Yarn arts are a classic way to keep my hands busy and mind occupied on the present moment. Both crocheting and knitting can be difficult to pick up at first, but once I got the hang of them, I was off and running. There are some really great patterns out there, but sometimes I enjoy keeping it simple and working on my giant granny square blanket or making a scarf.

6. Modeling Clay

If you enjoy working with your hands, try using modeling clay! It’s a fun and easy way to make beautiful pieces. I make a gifts for others or make sculptures that represent me and how I’m feeling. They come in a variety of colors and are great to explore with kids.

7. Stenciling

Stenciling is an exciting way to create texture on any surface. I use anything from paper, to antique books, to furniture as a canvas. There’s no pressure to design something new because the stencil does the work, but every piece manages to turn out unique. Sometimes I even finger paint on the stencils, which is a tactile way to stay grounded.

8. Friendship Bracelets

I love to make friendship bracelets for my closest people. I like the feeling of the embroidery floss between my fingers, I enjoy the bright colors and I love to see the finished pattern. There are many simple bracelets to make, so don’t be scared away by the very detailed ones. I have a very short attention span so I like to make bracelets that take less than 10 minutes apiece.

9. Cooking

They don’t call it “culinary arts” for nothing.
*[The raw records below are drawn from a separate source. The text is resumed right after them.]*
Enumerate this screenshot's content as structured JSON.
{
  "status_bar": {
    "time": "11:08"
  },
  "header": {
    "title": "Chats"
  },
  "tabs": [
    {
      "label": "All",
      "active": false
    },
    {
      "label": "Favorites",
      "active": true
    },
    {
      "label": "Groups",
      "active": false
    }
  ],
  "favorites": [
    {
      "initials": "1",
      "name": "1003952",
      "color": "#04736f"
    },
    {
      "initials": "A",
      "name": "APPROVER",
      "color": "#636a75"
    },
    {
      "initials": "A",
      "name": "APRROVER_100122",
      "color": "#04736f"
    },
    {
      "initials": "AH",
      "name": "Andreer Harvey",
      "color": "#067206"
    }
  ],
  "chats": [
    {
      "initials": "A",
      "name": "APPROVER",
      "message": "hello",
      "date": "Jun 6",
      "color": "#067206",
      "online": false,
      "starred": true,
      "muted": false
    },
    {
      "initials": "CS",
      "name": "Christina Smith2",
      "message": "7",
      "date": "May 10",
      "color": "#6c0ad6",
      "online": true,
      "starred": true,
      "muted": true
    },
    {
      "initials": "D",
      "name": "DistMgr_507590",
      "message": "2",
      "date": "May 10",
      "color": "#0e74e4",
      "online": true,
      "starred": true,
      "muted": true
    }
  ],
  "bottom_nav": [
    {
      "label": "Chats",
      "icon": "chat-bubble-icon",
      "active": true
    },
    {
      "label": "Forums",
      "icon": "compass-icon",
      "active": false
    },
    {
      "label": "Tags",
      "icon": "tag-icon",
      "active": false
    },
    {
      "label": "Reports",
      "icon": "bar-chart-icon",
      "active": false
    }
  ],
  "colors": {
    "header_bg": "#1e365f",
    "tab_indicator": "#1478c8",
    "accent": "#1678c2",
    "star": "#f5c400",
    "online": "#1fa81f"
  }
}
While cooking takes a level of skill, there are plenty of recipes for people who have less experience than the chefs on Food Network. Decorating cakes is my favorite way to make edible art. I try not to compare my final pieces with anybody, and can always eat whatever I mess up.

10. Origami

Origami takes patience and precision, but making paper cranes for hours can actually be quite relaxing. The colorful paper adds to the excitement of finishing a new pattern, and chaining together the finished products will make decorating the house easy. Not only does origami hold a lot of cultural significance, but it is incredibly calming to create.

Even if you’re not the “creative” type, there are plenty of ways to practice making art. I find that art has many types of healing incorporated into it, depending on what I choose to make. Sometimes my heart is racing and I’m dancing my heart out, while other times I’m creating in an effort to slow my breath. By practicing these crafts, I’m able to express my emotions while also doing something in the present moment. It allows me to feel grounded in my life, but I also simultaneously know that I’m creating something beautiful that I can share with whomever I choose.